Gjoa platform offshore
The Gjoa platform is among the facilities that could be affected if Lederne and NOG do not reach agreement by Monday (Norsk Petroleum)

By The Maritime Executive 10-02-2020 08:19:07

The Norwegian Oil and Gas Association (NOG) warned Friday that a strike action by the managers' and technicians' union Lederne could affect production on six offshore oil fields beginning next week. If all were to go offline, it would represent a shut-in for 330,000 boepd of capacity on the Norwegian Continental Shelf - about eight percent of the total. 

NOG successfully completed a contract negotiation with its two largest unions, Industri Energi and Safe, in discussions early last week. These two unions cover about 85 percent of the Norwegian offshore sector's workforce. However, Lederne broke off its mediation efforts on Wednesday morning, and its members on Equinor's new Johan Sverdrup platform halted work. The stoppage did not affect production at Johan Sverdrup, though project work has slowed, according to Equinor. 

Lederne also warned that it if it does not reach agreement with NOG by midnight on Sunday, it will extend its strike to four additional platforms. These include Gudrun (Equinor, with 18 people affected), Gina Krog (Equinor, 18 people), Kvitebjørn (Equinor, 18 people) and Gjøa (Neptune Energy, 72 people). 

According to NOG, this means that Kvitebjørn, its Valemon satellite field, Gudrun and Gina Krog will all have to shut down.

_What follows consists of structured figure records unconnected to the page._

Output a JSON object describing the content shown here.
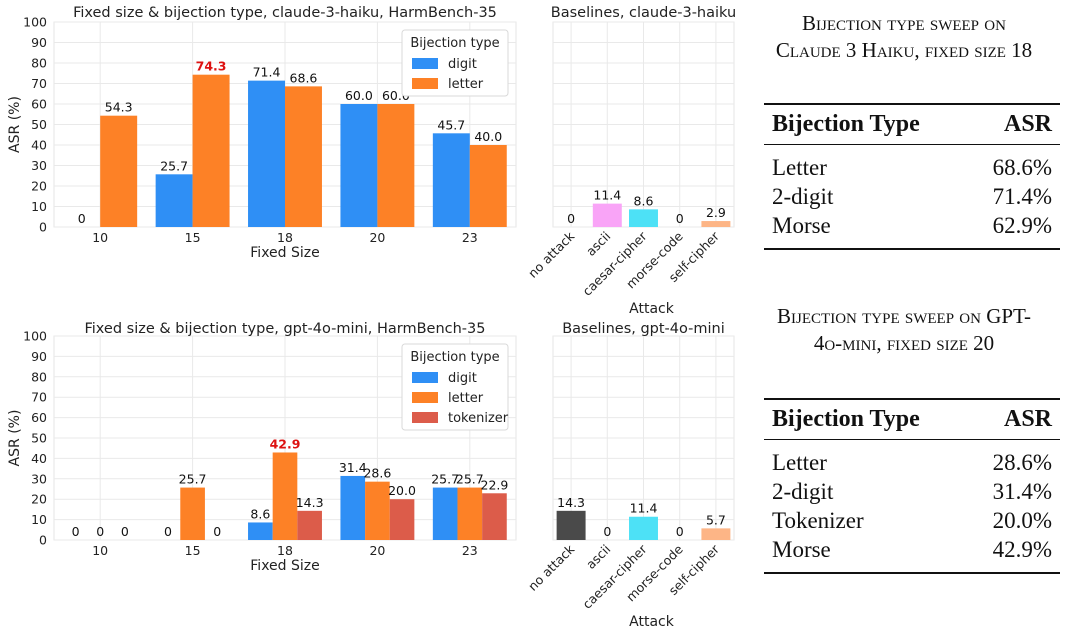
{
  "chart_data": [
    {
      "type": "bar",
      "title": "Fixed size & bijection type, claude-3-haiku, HarmBench-35",
      "xlabel": "Fixed Size",
      "ylabel": "ASR (%)",
      "ylim": [
        0,
        100
      ],
      "yticks": [
        0,
        10,
        20,
        30,
        40,
        50,
        60,
        70,
        80,
        90,
        100
      ],
      "categories": [
        "10",
        "15",
        "18",
        "20",
        "23"
      ],
      "legend_title": "Bijection type",
      "legend_position": "top-right",
      "grid": true,
      "highlight": {
        "category": "15",
        "series": "letter",
        "color": "#dd1111"
      },
      "series": [
        {
          "name": "digit",
          "color": "#2f8ff5",
          "values": [
            0,
            25.7,
            71.4,
            60.0,
            45.7
          ],
          "labels": [
            "0",
            "25.7",
            "71.4",
            "60.0",
            "45.7"
          ]
        },
        {
          "name": "letter",
          "color": "#fd8126",
          "values": [
            54.3,
            74.3,
            68.6,
            60.0,
            40.0
          ],
          "labels": [
            "54.3",
            "74.3",
            "68.6",
            "60.0",
            "40.0"
          ]
        }
      ]
    },
    {
      "type": "bar",
      "title": "Baselines, claude-3-haiku",
      "xlabel": "Attack",
      "ylabel": "",
      "ylim": [
        0,
        100
      ],
      "grid": true,
      "categories": [
        "no attack",
        "ascii",
        "caesar-cipher",
        "morse-code",
        "self-cipher"
      ],
      "colors": [
        "#4a4a4a",
        "#f9a4f7",
        "#4de1f6",
        "#b0b0b0",
        "#fdb586"
      ],
      "values": [
        0,
        11.4,
        8.6,
        0,
        2.9
      ],
      "labels": [
        "0",
        "11.4",
        "8.6",
        "0",
        "2.9"
      ]
    },
    {
      "type": "bar",
      "title": "Fixed size & bijection type, gpt-4o-mini, HarmBench-35",
      "xlabel": "Fixed Size",
      "ylabel": "ASR (%)",
      "ylim": [
        0,
        100
      ],
      "yticks": [
        0,
        10,
        20,
        30,
        40,
        50,
        60,
        70,
        80,
        90,
        100
      ],
      "categories": [
        "10",
        "15",
        "18",
        "20",
        "23"
      ],
      "legend_title": "Bijection type",
      "legend_position": "top-right",
      "grid": true,
      "highlight": {
        "category": "18",
        "series": "letter",
        "color": "#dd1111"
      },
      "series": [
        {
          "name": "digit",
          "color": "#2f8ff5",
          "values": [
            0,
            0,
            8.6,
            31.4,
            25.7
          ],
          "labels": [
            "0",
            "0",
            "8.6",
            "31.4",
            "25.7"
          ]
        },
        {
          "name": "letter",
          "color": "#fd8126",
          "values": [
            0,
            25.7,
            42.9,
            28.6,
            25.7
          ],
          "labels": [
            "0",
            "25.7",
            "42.9",
            "28.6",
            "25.7"
          ]
        },
        {
          "name": "tokenizer",
          "color": "#dc5c4a",
          "values": [
            0,
            0,
            14.3,
            20.0,
            22.9
          ],
          "labels": [
            "0",
            "0",
            "14.3",
            "20.0",
            "22.9"
          ]
        }
      ]
    },
    {
      "type": "bar",
      "title": "Baselines, gpt-4o-mini",
      "xlabel": "Attack",
      "ylabel": "",
      "ylim": [
        0,
        100
      ],
      "grid": true,
      "categories": [
        "no attack",
        "ascii",
        "caesar-cipher",
        "morse-code",
        "self-cipher"
      ],
      "colors": [
        "#4a4a4a",
        "#f9a4f7",
        "#4de1f6",
        "#b0b0b0",
        "#fdb586"
      ],
      "values": [
        14.3,
        0,
        11.4,
        0,
        5.7
      ],
      "labels": [
        "14.3",
        "0",
        "11.4",
        "0",
        "5.7"
      ]
    }
  ],
  "tables": [
    {
      "caption": "Bijection type sweep on Claude 3 Haiku, fixed size 18",
      "headers": [
        "Bijection Type",
        "ASR"
      ],
      "rows": [
        {
          "type": "Letter",
          "asr": "68.6%"
        },
        {
          "type": "2-digit",
          "asr": "71.4%"
        },
        {
          "type": "Morse",
          "asr": "62.9%"
        }
      ]
    },
    {
      "caption": "Bijection type sweep on GPT-4o-mini, fixed size 20",
      "headers": [
        "Bijection Type",
        "ASR"
      ],
      "rows": [
        {
          "type": "Letter",
          "asr": "28.6%"
        },
        {
          "type": "2-digit",
          "asr": "31.4%"
        },
        {
          "type": "Tokenizer",
          "asr": "20.0%"
        },
        {
          "type": "Morse",
          "asr": "42.9%"
        }
      ]
    }
  ]
}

Neptune’s Gjøa field will also have to shut down as a result of the walkout, including its Vega satellite.

In a statement Friday, NOG detailed its offer to Industri Energi, Safe and Lederne, including an overall pay increase of $500. According to Lederne leader leader Audun Ingvartsen, the strike comes not over the specific amount of pay, but "because we do not see the will to discuss an agreement for our members related to new forms of operation of the platforms." 

Lederne wants to see collective agreement coverage for its members who will be transitioning to work in control rooms on land rather than on board oil platforms in the North Sea. According to NOG chief negotiator Jan Hodneland, such shoreside work "falls outside the scope of the negotiation over the offshore agreements.”